Het college is echter van oordeel dat verweerder wel enige twijfel had kunnen en moeten hebben met betrekking tot de uitslag van de CT-scan gelet op het navolgende.  Verweerder had tot het moment van de CT-scan geen klinische verdenking op levermetastasen. De CT-scan was voornamelijk aangevraagd omdat klaagster pijn had in de flank die niet verklaard kon worden en verweerder heeft tijdens de mondelinge behandeling opgemerkt destijds zelf ook verrast te zijn geweest door de uitslag. Gelet op het feit dat er voorafgaand aan de CT-scan geen klinische verdenking was op levermetastasen, verweerder zelf ook verrast was door de uitslag, er slechts een CT-scan was gemaakt in de portaveneuze fase, er geen sprake was van toename tumormarkers, afwijkende laboratoriumonderzoeken, met name leverfuncties, en er ook geen klinische verschijnselen waren bij klaagster die konden wijzen op uitzaaiingen, had bij verweerder twijfels kunnen en moeten rijzen over de uitslag. Deze twijfel behoefde, anders dan klaagster stelt, naar het oordeel van het college niet direct aanleiding te zijn tot nader onderzoek zoals het nemen van een biopt. Wel had het op de weg van verweerder gelegen een aantal controlemaatregelen te nemen. Zo had verweerder een vangnet kunnen creëren in het gesprek met klaagster en haar partner, had een controleafspraak gemaakt kunnen worden over een aantal maanden en had ook de huisarts nader geïnformeerd moeten worden over de verrassende uitslag bij het ontbreken van tumormarkers, het ontbreken van afwijkend laboratoriumonderzoek en het ontbreken van klinische verschijnselen van uitzaaiingen bij klaagster. Daarbij moet naar het oordeel van het college worden meegewogen dat verweerder de dag nadien niet meer werkzaam zou zijn in het betreffende ziekenhuis en klaagster geen patiënte meer zou zijn van verweerder. Nu verweerder heeft nagelaten enige controlemaatregel te nemen, is het college van oordeel dat de klacht gedeeltelijk gegrond is.

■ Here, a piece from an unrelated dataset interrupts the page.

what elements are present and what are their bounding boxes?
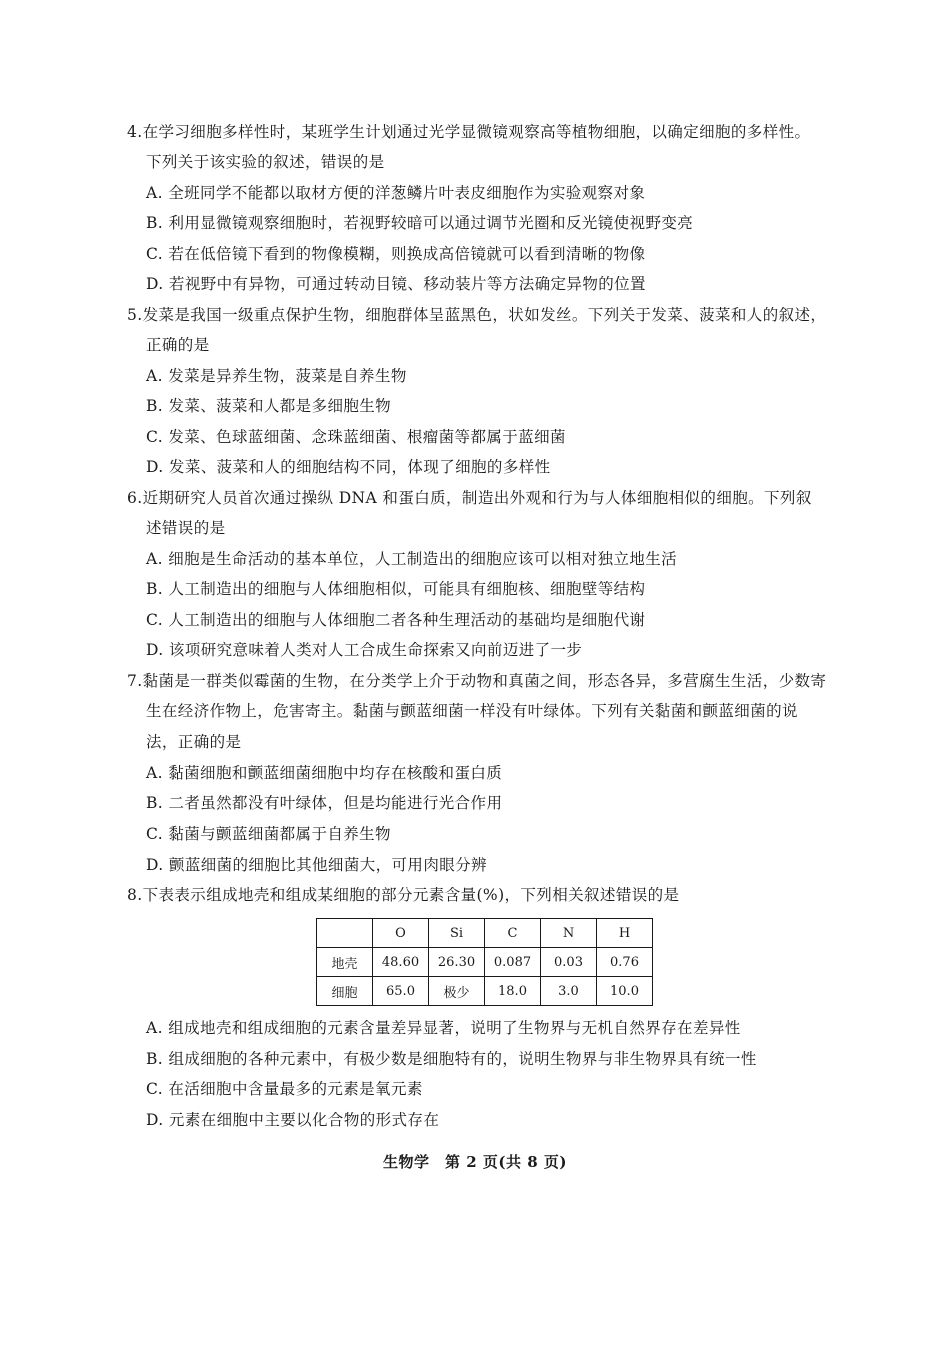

Het college is van oordeel dat de maatregel van waarschuwing passend is.

Om redenen aan het algemeen belang ontleend bepaalt het college dat deze beslissing zal worden gepubliceerd.

6. De beslissing

Het college:

-          verklaart de klacht gedeeltelijk gegrond;

-          legt aan verweerder de maatregel van waarschuwing op;

-          wijst de klacht voor het overige af;

-          bepaalt dat deze beslissing zal worden gepubliceerd in de Nederlandse Staatscourant en ter publicatie zal worden aangeboden aan het tijdschrift ‘Medisch Contact’.

Aldus beslist door mr. K.A.J.C.M. van den Berg Jeths-van Meerwijk als voorzitter,

mr. A.H.M.J.F. Piëtte als lid-jurist , dr. G.A. Hoffland, dr. P.M. Netten en  J.C.F. Schellekens als leden-beroepsgenoten, in aanwezigheid van mr. C.W.M. Hillenaar als secretaris en in het openbaar uitgesproken op 10 november 2014 in aanwezigheid van de secretaris.